Kirkwood Community College in Cedar Rapids, Iowa, has built a solid reputation for high-quality training and education in an academic setting that replicates, to a surprising degree, actual business situations. The college, located on the outskirts of a Midwestern river town, has facilities that include a conference center, a restaurant connected to a hotel and classrooms and a testing center. The college’s Hospitality Arts Center portion of the learning center—a stylish Euro-chic building designed by OPN Architects of Cedar Rapids—contains The Hotel at Kirkwood Center, a working hotel with The Class Act, a high-end restaurant. The original design of the facilities called for a steel-framed shade canopy integrated into the façade that fronted the restaurant and an adjacent formal gardens and outdoor dining patio. The steel canopy was not ultimately installed, but the college still felt the need to shade the patio and went back to OPN for a working solution. OPN project architect Wesley Reynolds suggested a series of tensioned fabric canopies that would add an organic softness along with some color to the space. “The tension canopies are simple, but elegant shapes and the red color echoes the accent color used throughout the inside of the restaurant and learning center contrasting with the modern, clean grays and silvers of the facility,” says Reynolds.
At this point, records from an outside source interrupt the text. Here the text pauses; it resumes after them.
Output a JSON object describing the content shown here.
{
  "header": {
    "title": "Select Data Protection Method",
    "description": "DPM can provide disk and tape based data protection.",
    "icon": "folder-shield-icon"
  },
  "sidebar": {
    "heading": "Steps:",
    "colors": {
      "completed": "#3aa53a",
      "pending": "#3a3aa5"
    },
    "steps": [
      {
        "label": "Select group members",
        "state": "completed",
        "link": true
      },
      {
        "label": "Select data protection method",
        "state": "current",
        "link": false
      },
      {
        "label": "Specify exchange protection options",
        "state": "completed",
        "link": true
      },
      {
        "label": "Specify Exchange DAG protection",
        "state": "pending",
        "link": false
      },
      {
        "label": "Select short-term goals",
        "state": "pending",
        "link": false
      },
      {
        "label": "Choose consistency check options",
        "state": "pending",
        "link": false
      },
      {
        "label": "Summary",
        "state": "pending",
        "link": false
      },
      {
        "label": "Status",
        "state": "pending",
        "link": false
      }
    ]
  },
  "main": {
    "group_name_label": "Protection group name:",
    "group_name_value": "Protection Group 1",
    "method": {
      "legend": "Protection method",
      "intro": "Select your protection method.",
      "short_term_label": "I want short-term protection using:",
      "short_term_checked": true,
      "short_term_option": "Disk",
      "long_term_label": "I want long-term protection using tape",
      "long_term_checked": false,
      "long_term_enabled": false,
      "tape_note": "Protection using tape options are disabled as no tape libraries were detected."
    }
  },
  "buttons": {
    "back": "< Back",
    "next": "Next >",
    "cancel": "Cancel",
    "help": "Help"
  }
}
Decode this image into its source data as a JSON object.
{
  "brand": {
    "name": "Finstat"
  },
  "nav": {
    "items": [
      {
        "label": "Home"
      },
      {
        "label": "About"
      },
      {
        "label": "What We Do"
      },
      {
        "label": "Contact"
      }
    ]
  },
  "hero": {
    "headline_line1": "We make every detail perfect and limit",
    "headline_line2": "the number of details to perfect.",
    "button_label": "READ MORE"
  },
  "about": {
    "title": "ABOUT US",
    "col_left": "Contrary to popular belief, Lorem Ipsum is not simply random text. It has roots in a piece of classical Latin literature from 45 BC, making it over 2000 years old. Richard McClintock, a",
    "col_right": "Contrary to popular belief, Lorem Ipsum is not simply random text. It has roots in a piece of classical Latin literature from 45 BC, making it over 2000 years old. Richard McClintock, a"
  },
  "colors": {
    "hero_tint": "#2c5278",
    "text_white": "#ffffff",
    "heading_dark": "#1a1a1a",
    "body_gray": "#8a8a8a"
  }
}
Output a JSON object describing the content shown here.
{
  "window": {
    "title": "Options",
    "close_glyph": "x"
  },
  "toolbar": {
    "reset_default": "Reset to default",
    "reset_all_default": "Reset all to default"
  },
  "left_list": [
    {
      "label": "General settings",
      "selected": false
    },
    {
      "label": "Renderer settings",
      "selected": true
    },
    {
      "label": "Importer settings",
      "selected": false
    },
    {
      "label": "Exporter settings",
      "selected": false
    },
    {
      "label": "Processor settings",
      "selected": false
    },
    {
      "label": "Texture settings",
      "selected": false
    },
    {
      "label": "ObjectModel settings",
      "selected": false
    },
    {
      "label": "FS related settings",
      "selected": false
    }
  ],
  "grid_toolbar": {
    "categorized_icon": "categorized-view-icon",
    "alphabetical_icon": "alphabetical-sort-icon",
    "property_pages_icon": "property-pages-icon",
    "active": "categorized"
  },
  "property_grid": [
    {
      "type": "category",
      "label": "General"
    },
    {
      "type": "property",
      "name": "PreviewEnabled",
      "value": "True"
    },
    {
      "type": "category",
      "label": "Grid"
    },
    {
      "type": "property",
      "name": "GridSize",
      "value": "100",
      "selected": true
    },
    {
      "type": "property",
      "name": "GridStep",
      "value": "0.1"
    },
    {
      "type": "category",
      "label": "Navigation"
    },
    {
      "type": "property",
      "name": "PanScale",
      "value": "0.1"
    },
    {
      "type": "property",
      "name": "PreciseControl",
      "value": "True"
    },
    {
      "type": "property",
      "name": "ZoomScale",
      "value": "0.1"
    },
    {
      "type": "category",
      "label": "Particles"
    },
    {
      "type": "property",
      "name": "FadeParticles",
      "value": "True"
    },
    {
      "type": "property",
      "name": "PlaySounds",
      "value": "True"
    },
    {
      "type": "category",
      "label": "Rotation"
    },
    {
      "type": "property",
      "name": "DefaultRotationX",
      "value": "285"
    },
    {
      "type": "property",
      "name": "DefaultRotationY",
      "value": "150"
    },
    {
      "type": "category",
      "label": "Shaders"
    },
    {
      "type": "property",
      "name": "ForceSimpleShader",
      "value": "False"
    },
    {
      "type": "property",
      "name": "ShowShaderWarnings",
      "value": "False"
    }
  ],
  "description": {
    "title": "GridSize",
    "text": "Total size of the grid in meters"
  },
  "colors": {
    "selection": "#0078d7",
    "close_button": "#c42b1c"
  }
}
Key to making the shades work, from a facilities management perspective, is that the shade sails are designed to easily be removed and re-installed seasonally by the hotel’s maintenance crew. The structure measures 8.3m by 10.7m with four individual panels made of red Soltis® 92. To absorb all the bending moments in the fabric sails, there are 10 support posts—203mm by 152.4mm steel tubes measuring 6m and 9m tall with base plates 711mm by 762mm by 38mm thick.

“Everyone involved,” says Reynolds, “agrees that adding the fabric shades was a good decision.”